Moonshot AI says new Kimi model narrows China’s gap with US rivals
Moonshot AI released Kimi K3, a 2.8 trillion-parameter model it says beats several OpenAI and Anthropic systems on selected benchmarks.
By Marcus V. Thorne · Markets Editor
· 3 min read
Chinese artificial intelligence startup Moonshot AI said Friday it has released Kimi K3, a model it says narrows the performance gap with top US systems and outperforms several rival models on selected tests. The launch moved Chinese AI equities, with Z.ai down 28%, MiniMax Group falling 16% and Alibaba shares losing 4% on Friday.
Moonshot said Kimi K3 remains behind Anthropic’s Claude Fable 5 and OpenAI’s GPT 5.6 Sol on overall performance. The Beijing-based company said, however, that the model beat Anthropic’s Claude Opus 4.8 and OpenAI’s GPT 5.5 on benchmarks covering areas including coding and general agents.
The company described Kimi K3 as China’s largest AI model to date, with 2.8 trillion parameters. In AI systems, parameters are the internal variables adjusted during training, and their number is one measure of the scale of a neural network, though benchmark results and deployment costs also affect commercial usefulness.
Benchmark claims and compute limits
Bank of America analysts led by Alex Liu said the release showed Chinese developers were still gaining capability despite constraints on access to hardware and computing capacity. “Despite persistent hardware/compute capacity constraints in China, K3 demonstrates that pre-training scaling, paired with architectural innovation, can still deliver step-change gains for flagship Chinese models,” the analysts wrote in a note.
Moonshot, founded in 2023 and based in Beijing, is among China’s more prominent AI model developers. Its release comes as US and Chinese technology companies compete to build advanced models, while governments weigh the strategic and commercial implications of the technology.
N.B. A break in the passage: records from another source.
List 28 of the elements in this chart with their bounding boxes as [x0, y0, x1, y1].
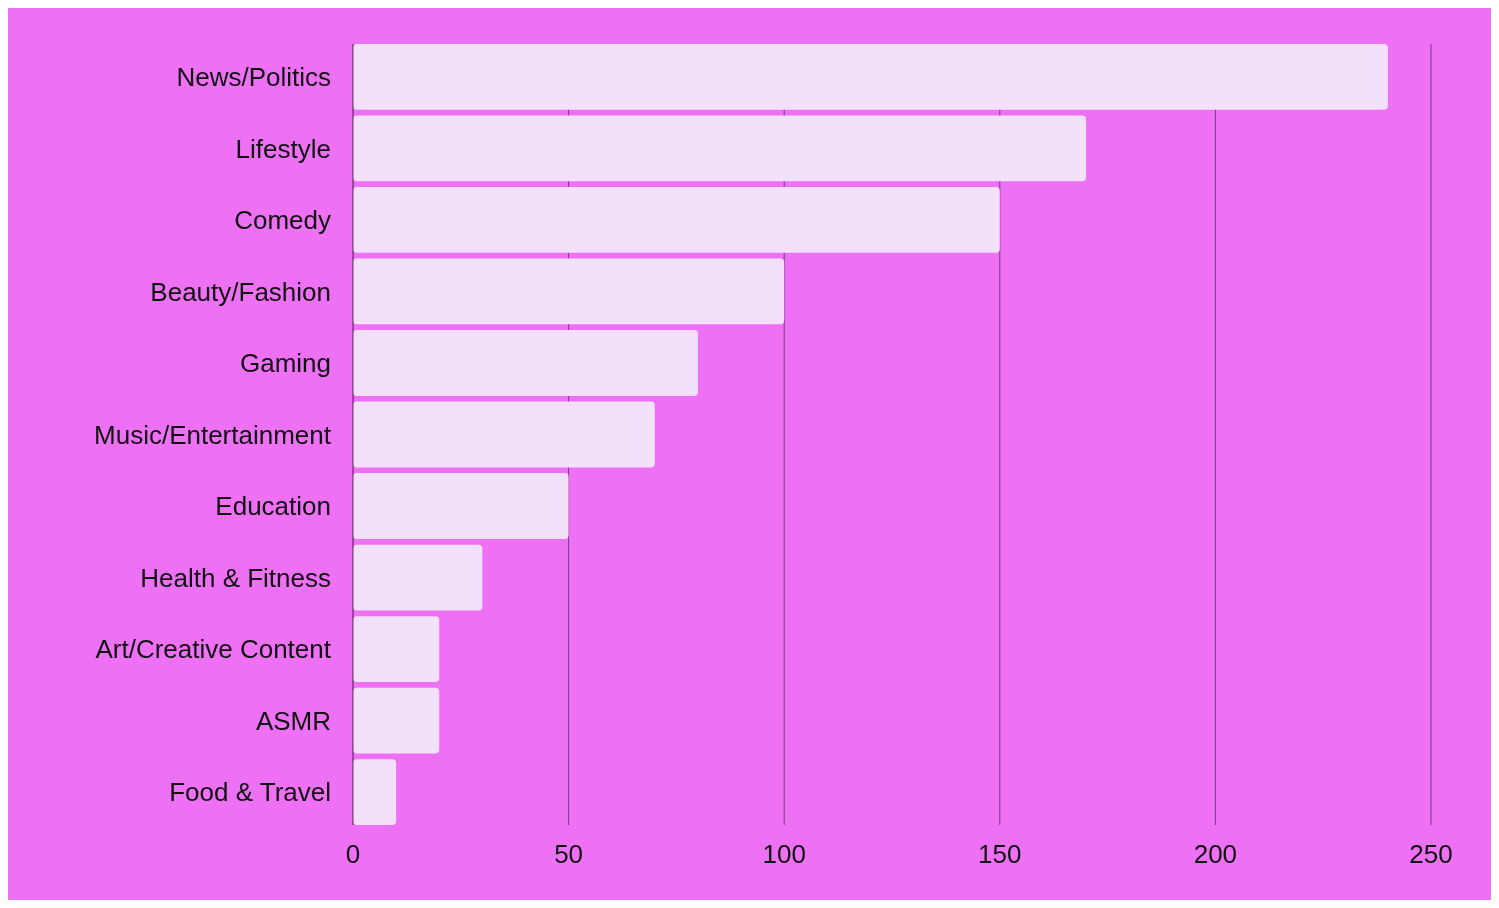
- bar: [353, 115, 1087, 182]
- y-tick-label: Health & Fitness: [140, 562, 331, 593]
- y-tick-label: ASMR: [255, 705, 331, 736]
- x-tick-label: 150: [978, 839, 1022, 869]
- x-tick-label: 200: [1193, 839, 1238, 869]
- y-tick-label: Comedy: [234, 205, 331, 236]
- bar: [353, 616, 440, 682]
- x-tick-label: 250: [1409, 839, 1453, 869]
- bar: [353, 187, 1000, 253]
- x-tick-label: 100: [762, 839, 806, 869]
- bar: [353, 401, 655, 468]
- bar: [353, 544, 483, 611]
- y-tick-label: Lifestyle: [235, 133, 331, 164]
- bar: [353, 687, 440, 754]
- bar: [353, 258, 785, 325]
- x-tick-label: 50: [554, 839, 584, 869]
- bar: [353, 473, 569, 539]
- bar: [353, 759, 397, 825]
- y-tick-label: Art/Creative Content: [95, 634, 332, 665]
- y-tick-label: Food & Travel: [169, 777, 331, 808]
- y-tick-label: News/Politics: [176, 62, 331, 92]
- x-tick-label: 0: [345, 839, 361, 869]
- y-tick-label: Music/Entertainment: [94, 419, 332, 450]
- bar: [353, 44, 1388, 110]
- bar: [353, 330, 698, 396]
- y-tick-label: Gaming: [239, 348, 331, 379]
- y-tick-label: Beauty/Fashion: [150, 276, 331, 307]
- y-tick-label: Education: [215, 491, 331, 522]
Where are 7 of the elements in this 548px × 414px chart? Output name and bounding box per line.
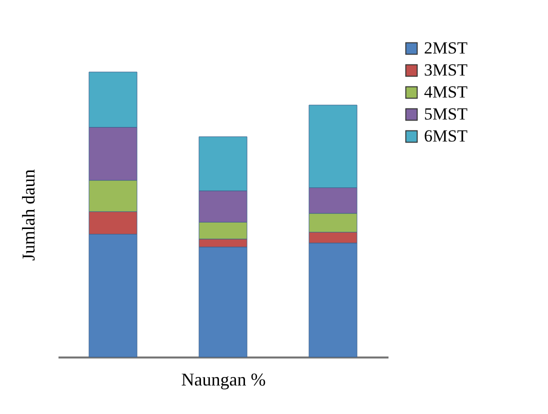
y-axis-title: Jumlah daun bbox=[18, 169, 38, 261]
legend-label: 3MST bbox=[424, 60, 468, 80]
legend-label: 4MST bbox=[424, 82, 468, 102]
x-axis-title: Naungan % bbox=[181, 370, 266, 390]
legend-label: 5MST bbox=[424, 104, 468, 124]
legend-label: 6MST bbox=[424, 126, 468, 146]
legend-label: 2MST bbox=[424, 38, 468, 58]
CNBC has reported that Chinese AI models have been gaining use among Western companies as their performance improves and their usage costs remain below those of the most advanced US lab offerings. CNBC has also reported that US lawmakers are examining ways to limit adoption of Chinese AI models by domestic companies.
Pressure on Chinese AI peers
The market reaction was sharp among other Chinese model developers. Z.ai, which released a new model in June, fell 28% on Friday. MiniMax Group, another Chinese AI model company, declined 16%.
“K3 raises the capability ceiling for China AI models, shifting the burden of proof to other independent AI labs,” Liu wrote.
Alibaba, which develops the Qwen family of models, also came under pressure. Its shares fell 4% Friday after having gained earlier in the week on news of a China partnership with Apple, according to CNBC.
Liu said Alibaba could still benefit from broader growth in AI training and usage through its cloud business, particularly given tight computing resources. He added that “Alibaba Qwen’s ‘open-source leader’ narrative may face some tests.”
The release gives investors another data point in assessing how quickly Chinese AI labs can close performance gaps while operating under tighter access to advanced chips. Moonshot’s own claims still place Kimi K3 behind the top systems from Anthropic and OpenAI overall, even as the company says it has surpassed some near-frontier US models in specific benchmark categories.
This story draws on original reporting from CNBC.